The product of 45 years of expert plantsmanship, artful design, consummate horticultural skill and tender loving care, people wondered if they would ever see its kind again. And what of Helen Dillon herself? Would the woman celebrated both here and abroad for her green-fingered flair ever again make a garden that would be open to the public?
Fast forward to June 2018, and before visitors so much as walk through the gate of the Dillon’s new seaside home in Seafield Avenue, Monkstown, Dublin, the glorious froth of plants growing along the sun-filled laneway outside the narrow entrance give a very clear clue as to the horticultural prowess of its owners.
As for the garden and the house itself – a once-humble 1960s-style bungalow elegantly modernised for the couple by architect Michael Kelly – both are tantalisingly hidden from public view behind high, old walls of golden-grey granite. Those same walls, which date back to the early 19th-century and the garden’s days as an orchard for a neighbouring property, enclose the site on all sides, and were one of the things that first drew the Dillons’ interest.
“Not the house,” laughs Helen. “Val always vowed that he’d never live in a bungalow.
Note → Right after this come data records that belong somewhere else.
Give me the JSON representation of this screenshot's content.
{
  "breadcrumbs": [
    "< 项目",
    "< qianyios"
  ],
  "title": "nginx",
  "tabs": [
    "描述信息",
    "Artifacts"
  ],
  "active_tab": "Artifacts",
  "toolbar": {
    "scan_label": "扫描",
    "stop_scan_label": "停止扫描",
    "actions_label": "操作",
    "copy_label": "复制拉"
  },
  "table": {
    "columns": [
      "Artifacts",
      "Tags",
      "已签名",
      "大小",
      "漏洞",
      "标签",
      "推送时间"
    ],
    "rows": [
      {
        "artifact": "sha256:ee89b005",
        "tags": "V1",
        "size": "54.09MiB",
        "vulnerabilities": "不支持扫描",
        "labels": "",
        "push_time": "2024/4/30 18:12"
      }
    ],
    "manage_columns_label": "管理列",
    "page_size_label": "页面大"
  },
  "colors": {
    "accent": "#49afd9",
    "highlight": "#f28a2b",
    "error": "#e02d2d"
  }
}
But the loveliness of the site – and those walls – eventually won him over. Plus Michael did such a great job with the building.”
It’s those handsome granite walls that define the tranquil, cloistered, almost monastic ambience of the Dillons’ new town garden as well as the sleekly angular lines of its beds and paths. They also shelter it from the salty sea breezes blowing in off the nearby Irish sea (just a little more than a stone’s throw away) and provide support and the perfect backdrop for the myriad of ornamental climbers and shrubs planted by Helen over the last year.
Already they’re becoming cloaked with the extravagantly ruffled, scented blooms of David Austin roses, tangles of clematis and pretty flowering shrubs. Indeed, everywhere in this new garden is the buzzy energy of young, healthy plants busily putting down roots.
There are tree ferns. Spiky agaves. Tall pillars of the pale pink rose “Pierre de Ronsard” (“‘an extravagance”, says Helen, “but we needed that instant height”) and the extraordinary silver ruffles of Senecio candicans “Angel Wings”. The Chinese yellow banana (Musa lasiocarpo, which Helen prizes for its wind-resistant leaves) and angel’s fishing rods (Dierama) in shades of plum and mauve. Drifts of alliums too, with their purple drumstick flowers, and rusty-coloured Rodgersia “Perthshire Bronze”, a prized plant that Helen first brought to Ireland many years ago from her Scottish childhood home.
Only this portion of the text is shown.